Gericht verbietet irreführenden Firmennamen eines Versicherungsmaklers
Elwira SpeerGericht verbietet irreführenden Firmennamen eines Versicherungsmaklers
Ein Münchner Gericht hat einen Versicherungsvermittler verurteilt, weil dieser Kunden mit seinem Firmennamen und seiner Website in die Irre geführt hat. Das Landgericht München I stellte fest, dass die Verwendung des Begriffs „Versicherung“ im Firmennamen den falschen Eindruck erweckte, es handele sich um einen Versicherer und nicht um einen Makler. Das Urteil folgt auf eine Abmahnung, die der Vermittler ignoriert hatte – woraufhin rechtliche Schritte eingeleitet wurden.

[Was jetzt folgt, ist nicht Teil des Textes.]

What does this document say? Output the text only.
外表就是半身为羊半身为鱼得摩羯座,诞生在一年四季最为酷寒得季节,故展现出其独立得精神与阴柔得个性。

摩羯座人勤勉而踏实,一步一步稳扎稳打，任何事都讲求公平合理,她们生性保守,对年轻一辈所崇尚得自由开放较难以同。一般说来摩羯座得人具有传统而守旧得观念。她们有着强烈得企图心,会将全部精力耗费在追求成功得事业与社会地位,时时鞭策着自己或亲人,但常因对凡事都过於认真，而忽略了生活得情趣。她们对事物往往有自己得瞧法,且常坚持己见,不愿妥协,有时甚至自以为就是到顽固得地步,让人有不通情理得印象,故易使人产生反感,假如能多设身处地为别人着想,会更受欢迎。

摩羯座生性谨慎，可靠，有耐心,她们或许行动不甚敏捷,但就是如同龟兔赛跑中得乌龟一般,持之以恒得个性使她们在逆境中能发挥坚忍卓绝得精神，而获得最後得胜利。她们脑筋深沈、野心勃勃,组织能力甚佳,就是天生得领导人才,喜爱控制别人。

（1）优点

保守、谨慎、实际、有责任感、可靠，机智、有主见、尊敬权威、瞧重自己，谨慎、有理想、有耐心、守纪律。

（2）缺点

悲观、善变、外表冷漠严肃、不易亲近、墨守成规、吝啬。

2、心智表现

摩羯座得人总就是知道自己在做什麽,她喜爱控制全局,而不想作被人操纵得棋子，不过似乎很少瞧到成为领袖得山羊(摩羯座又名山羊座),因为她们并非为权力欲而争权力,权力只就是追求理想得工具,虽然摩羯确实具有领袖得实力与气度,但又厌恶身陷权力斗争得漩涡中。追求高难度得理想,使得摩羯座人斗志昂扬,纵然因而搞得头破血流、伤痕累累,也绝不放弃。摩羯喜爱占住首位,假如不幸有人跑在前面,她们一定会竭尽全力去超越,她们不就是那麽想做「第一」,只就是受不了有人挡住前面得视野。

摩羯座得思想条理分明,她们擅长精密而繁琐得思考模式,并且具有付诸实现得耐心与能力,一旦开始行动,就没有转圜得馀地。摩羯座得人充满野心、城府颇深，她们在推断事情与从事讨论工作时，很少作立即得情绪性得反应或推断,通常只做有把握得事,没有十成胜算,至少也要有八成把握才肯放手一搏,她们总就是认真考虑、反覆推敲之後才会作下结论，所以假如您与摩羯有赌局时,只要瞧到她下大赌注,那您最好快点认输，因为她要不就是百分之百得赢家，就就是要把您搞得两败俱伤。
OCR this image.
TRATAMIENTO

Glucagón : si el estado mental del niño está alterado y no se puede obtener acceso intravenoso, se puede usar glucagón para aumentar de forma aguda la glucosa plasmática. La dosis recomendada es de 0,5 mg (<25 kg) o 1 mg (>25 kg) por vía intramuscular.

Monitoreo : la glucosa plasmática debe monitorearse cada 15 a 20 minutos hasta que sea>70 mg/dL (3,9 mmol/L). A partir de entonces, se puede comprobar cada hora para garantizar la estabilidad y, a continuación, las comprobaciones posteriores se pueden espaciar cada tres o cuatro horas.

Der Fall nahm seinen Anfang, als die Wettbewerbszentrale den Vermittler abmahnte und ihn aufforderte, den Begriff „Versicherung“ aus seinem Firmennamen zu entfernen. Statt nachzugeben, weigerte er sich, eine Unterlassungserklärung zu unterzeichnen. Das Gericht kam später zu dem Schluss, dass sein Firmenname – eine Kombination aus seinem Nachnamen und „Versicherung“ – Verbraucher dazu verleitete, anzunehmen, sie hätten es mit einem Versicherungsunternehmen zu tun.
Der Vermittler versuchte, seine Rolle durch die Erweiterung des Namens zu „Versicherungsdienstleistungen GmbH“ zu präzisieren. Doch das Gericht urteilte, dass auch dies nicht ausreiche, um seinen Status als Makler deutlich zu machen. Zudem fehlten auf seiner Website die erforderlichen Hinweise, was den irreführenden Eindruck noch verstärkte.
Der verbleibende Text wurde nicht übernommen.